How LLMs Fail and Generalize in RTL Coding for Hardware Design?

大语言模型在硬件设计 RTL 编码中如何失效与泛化？

Abstract: Translating sequential programming priors into the parallel temporal logic of hardware design remains a crucial bottleneck for large language models (LLM). To investigate this, we introduce a new error taxonomy grounded in problem solvability, inspired by cognitive theory. Our taxonomy categorizes failures into syntactic, semantic, solvable functional, and unsolvable functional types. 摘要： 将顺序编程的先验知识转化为硬件设计中并行的时序逻辑，对于大语言模型（LLM）而言仍然是一个关键瓶颈。为了研究这一问题，我们受认知理论启发，引入了一种基于问题可解性的新错误分类法。该分类法将故障分为语法错误、语义错误、可解的功能性错误以及不可解的功能性错误四种类型。

Evaluations reveal a strict empirical ceiling on the VerilogEval benchmark, as frontier models plateau at a 90.8% initial pass rate. These plateaus are defined by unsolvable functional errors, exposing persistent knowledge gaps immune to test time compute scaling. 评估显示，在 VerilogEval 基准测试中存在严格的经验上限，前沿模型的初始通过率停滞在 90.8%。这些瓶颈是由不可解的功能性错误所导致的，揭示了即便通过测试时计算扩展（test time compute scaling）也无法弥补的持续性知识缺口。

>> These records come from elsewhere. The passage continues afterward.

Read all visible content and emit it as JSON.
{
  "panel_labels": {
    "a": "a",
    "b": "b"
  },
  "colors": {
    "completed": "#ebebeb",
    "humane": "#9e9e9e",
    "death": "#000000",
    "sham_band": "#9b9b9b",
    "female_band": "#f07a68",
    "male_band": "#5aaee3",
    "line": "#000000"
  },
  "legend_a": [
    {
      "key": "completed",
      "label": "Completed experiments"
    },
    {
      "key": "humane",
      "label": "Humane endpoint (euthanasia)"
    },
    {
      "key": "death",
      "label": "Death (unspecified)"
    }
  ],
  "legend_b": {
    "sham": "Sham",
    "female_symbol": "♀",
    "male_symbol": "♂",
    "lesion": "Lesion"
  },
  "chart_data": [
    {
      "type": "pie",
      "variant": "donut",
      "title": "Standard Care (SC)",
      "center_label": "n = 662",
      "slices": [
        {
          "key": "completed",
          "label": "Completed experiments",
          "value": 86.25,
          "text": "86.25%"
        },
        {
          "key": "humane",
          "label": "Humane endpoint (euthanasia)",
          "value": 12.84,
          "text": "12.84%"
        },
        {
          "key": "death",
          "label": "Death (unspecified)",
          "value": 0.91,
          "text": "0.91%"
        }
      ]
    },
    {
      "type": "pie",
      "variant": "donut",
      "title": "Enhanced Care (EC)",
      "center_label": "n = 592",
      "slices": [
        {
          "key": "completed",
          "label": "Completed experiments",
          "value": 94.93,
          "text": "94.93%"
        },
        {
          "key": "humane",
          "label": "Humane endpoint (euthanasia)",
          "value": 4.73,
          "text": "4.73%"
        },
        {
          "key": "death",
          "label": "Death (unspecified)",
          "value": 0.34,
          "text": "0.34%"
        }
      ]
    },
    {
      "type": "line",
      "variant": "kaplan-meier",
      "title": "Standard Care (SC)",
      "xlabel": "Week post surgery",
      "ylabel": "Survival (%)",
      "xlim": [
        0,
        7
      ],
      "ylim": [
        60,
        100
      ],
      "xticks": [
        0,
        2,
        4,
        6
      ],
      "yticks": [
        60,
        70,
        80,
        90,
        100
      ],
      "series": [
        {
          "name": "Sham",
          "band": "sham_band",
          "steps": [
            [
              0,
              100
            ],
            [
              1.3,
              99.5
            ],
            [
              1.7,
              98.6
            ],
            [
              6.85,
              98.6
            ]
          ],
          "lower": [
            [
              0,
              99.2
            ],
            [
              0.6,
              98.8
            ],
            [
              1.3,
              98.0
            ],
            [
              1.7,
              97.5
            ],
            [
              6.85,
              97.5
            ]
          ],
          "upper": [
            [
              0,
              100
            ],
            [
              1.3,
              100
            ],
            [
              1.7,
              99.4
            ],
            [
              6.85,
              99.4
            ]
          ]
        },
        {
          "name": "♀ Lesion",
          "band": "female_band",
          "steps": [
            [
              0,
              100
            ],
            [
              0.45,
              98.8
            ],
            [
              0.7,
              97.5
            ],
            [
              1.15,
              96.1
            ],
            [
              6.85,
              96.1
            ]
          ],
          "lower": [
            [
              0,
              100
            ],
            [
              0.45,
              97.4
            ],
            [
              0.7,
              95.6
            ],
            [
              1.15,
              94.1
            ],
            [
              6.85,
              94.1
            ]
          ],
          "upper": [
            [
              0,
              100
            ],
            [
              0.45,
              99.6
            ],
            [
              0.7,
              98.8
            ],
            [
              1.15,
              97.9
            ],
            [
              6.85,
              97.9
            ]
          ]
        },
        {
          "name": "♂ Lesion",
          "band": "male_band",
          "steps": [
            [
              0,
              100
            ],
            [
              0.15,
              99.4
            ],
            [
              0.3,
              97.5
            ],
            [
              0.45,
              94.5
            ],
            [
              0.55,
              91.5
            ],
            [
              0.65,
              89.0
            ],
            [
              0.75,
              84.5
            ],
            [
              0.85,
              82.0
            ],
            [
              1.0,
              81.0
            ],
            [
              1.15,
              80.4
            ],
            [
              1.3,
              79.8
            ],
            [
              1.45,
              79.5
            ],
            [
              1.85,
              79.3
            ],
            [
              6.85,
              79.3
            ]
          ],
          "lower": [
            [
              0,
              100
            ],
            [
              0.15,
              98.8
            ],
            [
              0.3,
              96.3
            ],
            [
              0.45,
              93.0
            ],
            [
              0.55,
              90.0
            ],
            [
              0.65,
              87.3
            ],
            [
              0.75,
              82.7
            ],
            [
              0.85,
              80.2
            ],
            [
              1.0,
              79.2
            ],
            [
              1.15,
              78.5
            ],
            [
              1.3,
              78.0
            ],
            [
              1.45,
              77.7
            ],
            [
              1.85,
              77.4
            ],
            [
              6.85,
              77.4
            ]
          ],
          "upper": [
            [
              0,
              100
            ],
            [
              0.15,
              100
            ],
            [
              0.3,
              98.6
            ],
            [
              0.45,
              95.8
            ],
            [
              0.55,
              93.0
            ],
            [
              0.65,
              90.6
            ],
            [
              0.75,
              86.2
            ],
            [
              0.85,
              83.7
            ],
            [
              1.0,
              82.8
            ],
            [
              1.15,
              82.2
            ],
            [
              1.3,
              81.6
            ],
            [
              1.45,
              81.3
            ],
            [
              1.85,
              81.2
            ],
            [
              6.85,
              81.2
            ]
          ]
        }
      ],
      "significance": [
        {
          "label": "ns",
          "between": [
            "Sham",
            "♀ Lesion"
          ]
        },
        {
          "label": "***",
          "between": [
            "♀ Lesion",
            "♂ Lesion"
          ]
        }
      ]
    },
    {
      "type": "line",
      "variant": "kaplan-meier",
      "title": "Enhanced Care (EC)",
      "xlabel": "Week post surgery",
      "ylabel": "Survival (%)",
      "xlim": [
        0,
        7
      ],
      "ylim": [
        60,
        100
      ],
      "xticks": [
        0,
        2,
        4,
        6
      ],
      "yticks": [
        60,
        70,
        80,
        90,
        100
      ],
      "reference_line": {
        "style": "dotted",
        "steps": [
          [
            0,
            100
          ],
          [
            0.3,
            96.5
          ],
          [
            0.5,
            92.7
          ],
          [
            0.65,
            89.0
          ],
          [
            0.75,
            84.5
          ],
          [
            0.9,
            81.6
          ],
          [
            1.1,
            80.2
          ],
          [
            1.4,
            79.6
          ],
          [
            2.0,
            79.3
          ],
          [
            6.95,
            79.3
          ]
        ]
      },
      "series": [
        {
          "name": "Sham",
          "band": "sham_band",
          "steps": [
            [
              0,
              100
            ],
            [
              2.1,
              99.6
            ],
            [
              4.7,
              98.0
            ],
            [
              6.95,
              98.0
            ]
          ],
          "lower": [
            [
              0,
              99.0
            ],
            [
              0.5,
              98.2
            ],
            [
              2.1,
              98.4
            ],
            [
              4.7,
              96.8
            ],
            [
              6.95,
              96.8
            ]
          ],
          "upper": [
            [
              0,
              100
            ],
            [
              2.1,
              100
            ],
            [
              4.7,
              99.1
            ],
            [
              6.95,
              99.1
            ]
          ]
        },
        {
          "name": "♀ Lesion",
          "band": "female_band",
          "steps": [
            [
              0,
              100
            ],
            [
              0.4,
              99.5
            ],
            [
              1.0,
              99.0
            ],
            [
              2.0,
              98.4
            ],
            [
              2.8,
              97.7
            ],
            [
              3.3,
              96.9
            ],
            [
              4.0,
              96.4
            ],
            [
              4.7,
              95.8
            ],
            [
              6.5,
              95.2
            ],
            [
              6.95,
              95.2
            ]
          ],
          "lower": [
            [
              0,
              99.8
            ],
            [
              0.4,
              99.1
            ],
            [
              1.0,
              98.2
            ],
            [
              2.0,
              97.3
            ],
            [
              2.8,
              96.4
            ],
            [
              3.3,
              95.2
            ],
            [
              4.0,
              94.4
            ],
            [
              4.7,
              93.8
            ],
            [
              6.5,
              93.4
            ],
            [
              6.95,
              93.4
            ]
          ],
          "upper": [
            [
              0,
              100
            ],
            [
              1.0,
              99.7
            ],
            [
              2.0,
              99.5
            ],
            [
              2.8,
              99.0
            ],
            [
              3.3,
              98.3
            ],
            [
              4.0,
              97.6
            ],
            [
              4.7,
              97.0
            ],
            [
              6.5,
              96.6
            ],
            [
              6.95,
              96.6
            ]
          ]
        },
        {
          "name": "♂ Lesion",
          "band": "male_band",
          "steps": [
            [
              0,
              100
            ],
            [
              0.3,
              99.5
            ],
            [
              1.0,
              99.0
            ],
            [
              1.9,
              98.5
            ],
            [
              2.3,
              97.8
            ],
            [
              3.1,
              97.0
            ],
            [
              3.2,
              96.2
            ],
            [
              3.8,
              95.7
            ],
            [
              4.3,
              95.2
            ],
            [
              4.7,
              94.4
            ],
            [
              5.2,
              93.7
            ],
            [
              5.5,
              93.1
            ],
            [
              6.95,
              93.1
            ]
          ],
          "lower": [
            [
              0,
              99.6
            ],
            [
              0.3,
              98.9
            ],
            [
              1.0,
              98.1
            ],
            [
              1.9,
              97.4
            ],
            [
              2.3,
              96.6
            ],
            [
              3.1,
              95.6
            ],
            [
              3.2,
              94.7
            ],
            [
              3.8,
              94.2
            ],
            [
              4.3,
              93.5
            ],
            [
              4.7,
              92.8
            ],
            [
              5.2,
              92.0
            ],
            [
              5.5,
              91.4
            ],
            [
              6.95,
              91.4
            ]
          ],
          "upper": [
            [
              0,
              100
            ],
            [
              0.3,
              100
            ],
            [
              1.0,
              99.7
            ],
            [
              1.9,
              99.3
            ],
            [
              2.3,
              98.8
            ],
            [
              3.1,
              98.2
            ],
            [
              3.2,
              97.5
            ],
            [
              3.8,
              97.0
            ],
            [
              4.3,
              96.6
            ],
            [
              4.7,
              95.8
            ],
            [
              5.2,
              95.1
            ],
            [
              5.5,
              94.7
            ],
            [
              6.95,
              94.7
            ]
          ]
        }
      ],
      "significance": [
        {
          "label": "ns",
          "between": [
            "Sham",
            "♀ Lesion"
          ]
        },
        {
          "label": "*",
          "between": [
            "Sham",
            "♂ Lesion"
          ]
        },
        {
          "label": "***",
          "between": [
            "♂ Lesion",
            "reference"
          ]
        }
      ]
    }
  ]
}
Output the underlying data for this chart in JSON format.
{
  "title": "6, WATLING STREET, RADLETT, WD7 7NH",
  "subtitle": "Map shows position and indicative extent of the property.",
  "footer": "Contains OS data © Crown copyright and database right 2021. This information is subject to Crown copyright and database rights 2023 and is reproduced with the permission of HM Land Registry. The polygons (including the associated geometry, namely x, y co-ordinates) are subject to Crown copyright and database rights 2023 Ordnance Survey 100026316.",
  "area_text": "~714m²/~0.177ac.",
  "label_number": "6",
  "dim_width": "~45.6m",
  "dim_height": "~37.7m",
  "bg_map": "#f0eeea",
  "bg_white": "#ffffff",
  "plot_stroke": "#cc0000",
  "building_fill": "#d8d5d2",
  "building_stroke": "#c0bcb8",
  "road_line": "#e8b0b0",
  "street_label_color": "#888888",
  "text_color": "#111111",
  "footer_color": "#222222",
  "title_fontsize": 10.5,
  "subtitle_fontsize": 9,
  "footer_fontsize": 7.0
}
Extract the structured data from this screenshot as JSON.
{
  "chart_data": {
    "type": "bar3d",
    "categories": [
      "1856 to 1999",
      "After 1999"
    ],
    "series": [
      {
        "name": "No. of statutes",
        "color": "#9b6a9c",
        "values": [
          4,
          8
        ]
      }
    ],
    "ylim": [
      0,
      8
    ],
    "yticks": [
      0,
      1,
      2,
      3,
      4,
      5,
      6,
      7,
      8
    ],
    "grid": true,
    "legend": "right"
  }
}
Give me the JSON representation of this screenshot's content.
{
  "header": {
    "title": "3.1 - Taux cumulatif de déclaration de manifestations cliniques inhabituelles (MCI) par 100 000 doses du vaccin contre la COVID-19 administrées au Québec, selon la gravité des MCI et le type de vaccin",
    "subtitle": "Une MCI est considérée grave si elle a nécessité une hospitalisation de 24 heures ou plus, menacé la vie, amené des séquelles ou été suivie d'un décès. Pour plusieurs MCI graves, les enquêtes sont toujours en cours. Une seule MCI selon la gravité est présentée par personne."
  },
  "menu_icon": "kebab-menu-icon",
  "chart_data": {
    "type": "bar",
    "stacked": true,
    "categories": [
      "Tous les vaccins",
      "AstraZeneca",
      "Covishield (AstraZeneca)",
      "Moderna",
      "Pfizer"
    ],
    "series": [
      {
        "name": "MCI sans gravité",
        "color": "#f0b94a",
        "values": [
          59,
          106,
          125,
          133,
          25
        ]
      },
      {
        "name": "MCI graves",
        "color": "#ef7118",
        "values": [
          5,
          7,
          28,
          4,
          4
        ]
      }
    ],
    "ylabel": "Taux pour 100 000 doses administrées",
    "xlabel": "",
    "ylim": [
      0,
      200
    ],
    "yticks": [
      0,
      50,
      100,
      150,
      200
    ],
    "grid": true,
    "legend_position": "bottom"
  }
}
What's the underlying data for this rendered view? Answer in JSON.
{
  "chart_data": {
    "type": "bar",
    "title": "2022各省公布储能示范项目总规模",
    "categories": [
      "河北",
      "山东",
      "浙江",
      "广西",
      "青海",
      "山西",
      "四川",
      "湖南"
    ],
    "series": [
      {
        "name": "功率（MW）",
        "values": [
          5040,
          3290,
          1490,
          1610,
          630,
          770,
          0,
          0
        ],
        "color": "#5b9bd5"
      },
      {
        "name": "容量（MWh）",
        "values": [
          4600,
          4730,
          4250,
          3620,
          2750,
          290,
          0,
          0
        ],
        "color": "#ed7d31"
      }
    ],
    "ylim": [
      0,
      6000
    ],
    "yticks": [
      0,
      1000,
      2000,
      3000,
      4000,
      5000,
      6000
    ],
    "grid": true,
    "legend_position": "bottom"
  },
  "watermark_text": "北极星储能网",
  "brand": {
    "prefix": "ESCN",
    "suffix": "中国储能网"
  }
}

Furthermore, we expose a striking surface convergence gap: optimization readily eliminates syntax errors but concurrently exacerbates deeper functional failures. Our findings demonstrate that alignment techniques merely teach models to compile. While repeated sampling strategies can patch solvable errors, register-transfer level (RTL) coding capacity remains strictly bounded by pretraining knowledge. 此外，我们揭示了一个显著的表面收敛差距：优化过程虽然能轻易消除语法错误，但同时会加剧更深层次的功能性故障。我们的研究结果表明，对齐技术仅仅是教会了模型如何通过编译。尽管重复采样策略可以修补可解的错误，但寄存器传输级（RTL）的编码能力仍然严格受限于预训练知识。

Addressing challenges in the current LLM based hardware generation pipeline requires more studies in model reasoning rather than alignment interventions. 解决当前基于 LLM 的硬件生成流程中的挑战，需要更多地研究模型推理能力，而非仅仅依赖对齐干预。